Goldstone surely knows that Israel did not act alone in Operation Cast Lead. It got direct or indirect support from the Palestinian Authority itself. Egypt too was sympathetic. We recall the words of its Minister of Secret Services, Omar Suleiman, to the Hamas government shortly before Cast Lead: that if Hamas keeps insisting on its position, "Israel will know how to give them a slap in the face." The Goldstone Report, therefore, though indeed an indictment against Israel, is more a warning shot than an attempt at interception. Israel is not Yugoslavia; there is no international interest in dismembering it; and Palestine is far from being Kosovo, where Goldstone investigated Serbian war crimes. Milosevic became a leper, easy prey. Not so the Prime Minister of Israel.
On September 22, therefore, in the framework of the convocation of the UN General Assembly, Obama, Netanyahu and Abu Mazen met, despite Israel's refusal to fulfill the minimal condition set by the US itself: freezing construction in the settlements. The Goldstone Report could have been a lever for pressuring Israel and isolating Netanyahu. It could have threatened him that his recalcitrance will bring him too in the end before the international court of The Hague. What has happened, however, points the opposite way. After innumerable meetings with Obama's special envoy, George Mitchell, Netanyahu held the line and emerged on top. In order to bring about a meeting, Obama had to pressure Abu Mazen to join, despite the fact that settlement construction continues. Out of such a summit nothing good can come.
As things look now, the Goldstone Report will go to the shelf, the Occupation will continue, and so will Palestinian suffering.
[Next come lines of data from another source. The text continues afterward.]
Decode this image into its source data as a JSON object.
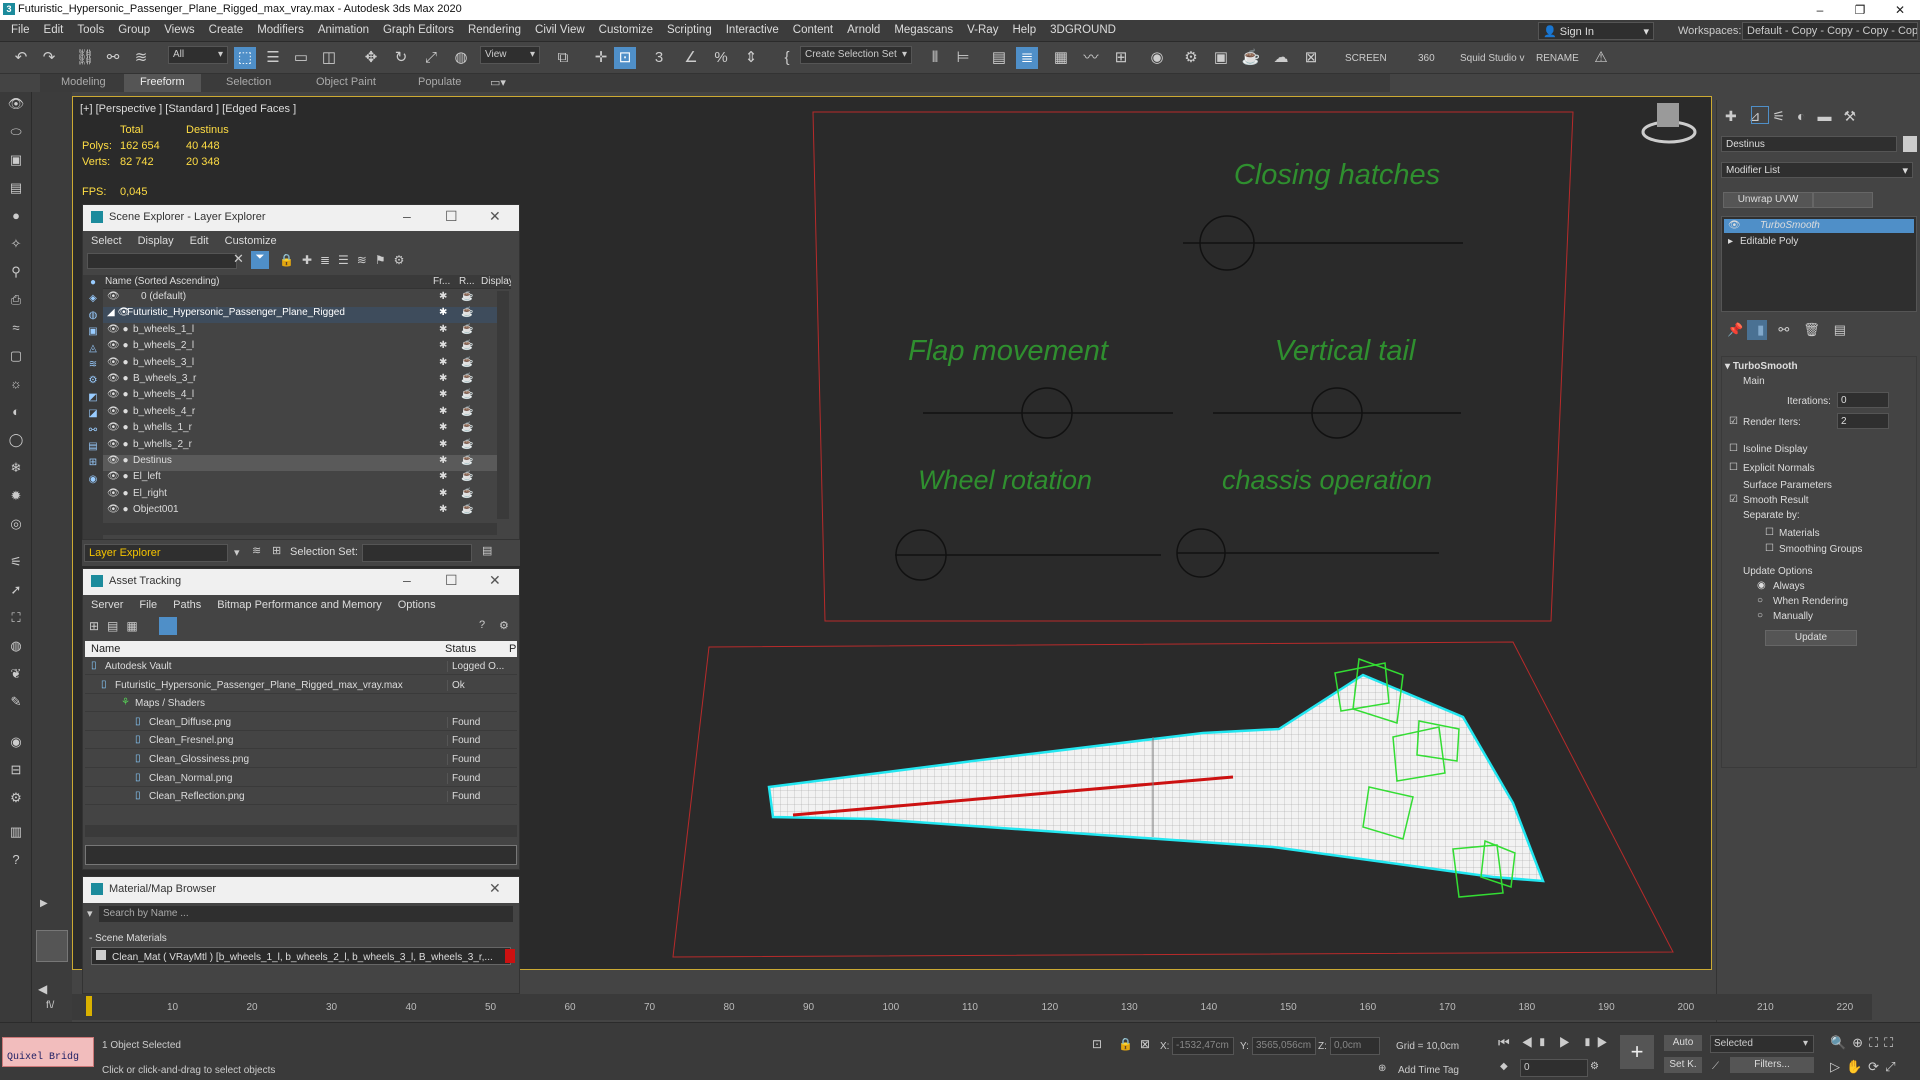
{
  "window": {
    "title": "Futuristic_Hypersonic_Passenger_Plane_Rigged_max_vray.max - Autodesk 3ds Max 2020"
  },
  "menu": [
    "File",
    "Edit",
    "Tools",
    "Group",
    "Views",
    "Create",
    "Modifiers",
    "Animation",
    "Graph Editors",
    "Rendering",
    "Civil View",
    "Customize",
    "Scripting",
    "Interactive",
    "Content",
    "Arnold",
    "Megascans",
    "V-Ray",
    "Help",
    "3DGROUND"
  ],
  "signin": "Sign In",
  "workspaces": {
    "label": "Workspaces:",
    "value": "Default - Copy - Copy - Copy - Copy"
  },
  "toolbar": {
    "selection_filter": "All",
    "view_dropdown": "View",
    "create_selection_set": "Create Selection Set",
    "screen": "SCREEN",
    "value_360": "360",
    "squid": "Squid Studio v",
    "rename": "RENAME"
  },
  "ribbon_tabs": [
    "Modeling",
    "Freeform",
    "Selection",
    "Object Paint",
    "Populate"
  ],
  "viewport": {
    "label": "[+] [Perspective ] [Standard ] [Edged Faces ]",
    "stats": {
      "total_label": "Total",
      "destinus_label": "Destinus",
      "polys_label": "Polys:",
      "polys_total": "162 654",
      "polys_destinus": "40 448",
      "verts_label": "Verts:",
      "verts_total": "82 742",
      "verts_destinus": "20 348",
      "fps_label": "FPS:",
      "fps_value": "0,045"
    },
    "controls": [
      "Closing hatches",
      "Flap movement",
      "Vertical tail",
      "Wheel rotation",
      "chassis operation"
    ]
  },
  "scene_explorer": {
    "title": "Scene Explorer - Layer Explorer",
    "menu": [
      "Select",
      "Display",
      "Edit",
      "Customize"
    ],
    "columns": [
      "Name (Sorted Ascending)",
      "Fr...",
      "R...",
      "Display as B"
    ],
    "rows": [
      "0 (default)",
      "Futuristic_Hypersonic_Passenger_Plane_Rigged",
      "b_wheels_1_l",
      "b_wheels_2_l",
      "b_wheels_3_l",
      "B_wheels_3_r",
      "b_wheels_4_l",
      "b_wheels_4_r",
      "b_whells_1_r",
      "b_whells_2_r",
      "Destinus",
      "El_left",
      "El_right",
      "Object001"
    ],
    "footer_label": "Layer Explorer",
    "selection_set": "Selection Set:"
  },
  "asset_tracking": {
    "title": "Asset Tracking",
    "menu": [
      "Server",
      "File",
      "Paths",
      "Bitmap Performance and Memory",
      "Options"
    ],
    "columns": [
      "Name",
      "Status",
      "P"
    ],
    "rows": [
      {
        "name": "Autodesk Vault",
        "status": "Logged O..."
      },
      {
        "name": "Futuristic_Hypersonic_Passenger_Plane_Rigged_max_vray.max",
        "status": "Ok"
      },
      {
        "name": "Maps / Shaders",
        "status": ""
      },
      {
        "name": "Clean_Diffuse.png",
        "status": "Found"
      },
      {
        "name": "Clean_Fresnel.png",
        "status": "Found"
      },
      {
        "name": "Clean_Glossiness.png",
        "status": "Found"
      },
      {
        "name": "Clean_Normal.png",
        "status": "Found"
      },
      {
        "name": "Clean_Reflection.png",
        "status": "Found"
      }
    ]
  },
  "material_browser": {
    "title": "Material/Map Browser",
    "search_placeholder": "Search by Name ...",
    "section": "- Scene Materials",
    "item": "Clean_Mat  ( VRayMtl )  [b_wheels_1_l, b_wheels_2_l, b_wheels_3_l, B_wheels_3_r,..."
  },
  "command_panel": {
    "object_name": "Destinus",
    "modifier_list": "Modifier List",
    "unwrap": "Unwrap UVW",
    "stack": [
      "TurboSmooth",
      "Editable Poly"
    ],
    "rollout": "TurboSmooth",
    "main": "Main",
    "iterations_label": "Iterations:",
    "iterations_value": "0",
    "render_iters_label": "Render Iters:",
    "render_iters_value": "2",
    "isoline": "Isoline Display",
    "explicit": "Explicit Normals",
    "surface": "Surface Parameters",
    "smooth_result": "Smooth Result",
    "separate_by": "Separate by:",
    "materials": "Materials",
    "smoothing_groups": "Smoothing Groups",
    "update_options": "Update Options",
    "always": "Always",
    "when_rendering": "When Rendering",
    "manually": "Manually",
    "update": "Update"
  },
  "timeline": {
    "ticks": [
      "10",
      "20",
      "30",
      "40",
      "50",
      "60",
      "70",
      "80",
      "90",
      "100",
      "110",
      "120",
      "130",
      "140",
      "150",
      "160",
      "170",
      "180",
      "190",
      "200",
      "210",
      "220"
    ]
  },
  "status": {
    "quixel": "Quixel Bridg",
    "selected": "1 Object Selected",
    "hint": "Click or click-and-drag to select objects",
    "x_label": "X:",
    "x_value": "-1532,47cm",
    "y_label": "Y:",
    "y_value": "3565,056cm",
    "z_label": "Z:",
    "z_value": "0,0cm",
    "grid": "Grid = 10,0cm",
    "add_time_tag": "Add Time Tag",
    "auto": "Auto",
    "selected_dd": "Selected",
    "set_k": "Set K.",
    "filters": "Filters...",
    "frame": "0"
  },
  "colors": {
    "accent": "#4f8fc8",
    "control_text": "#2f8f2f",
    "viewport_bg": "#2a2a2a",
    "cyan_outline": "#22e6f0",
    "rig_green": "#33dd33",
    "red_frame": "#b82a2a"
  }
}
To cope with the present reality is more complex than putting people on the stand for war crimes. The reality is that Israel is ruled by the Right, which is nowadays attracting part of the Left. On the Palestinian side, the reality is a war between two rival factions that care more for power than for their people. The hope in Obama diminishes as he runs into troubles at home: to pass health reform, regulate Wall Street, and allow more freedom for unions. That is why he was weak when facing Netanyahu, and that is why the Goldstone Report will remain a toothless indictment. The end of the Occupation will have to wait until real change occurs in the United States. Only then can change come to Israel and the PA. Until that time, the facts in this damning report will amount to no more than a reprimand.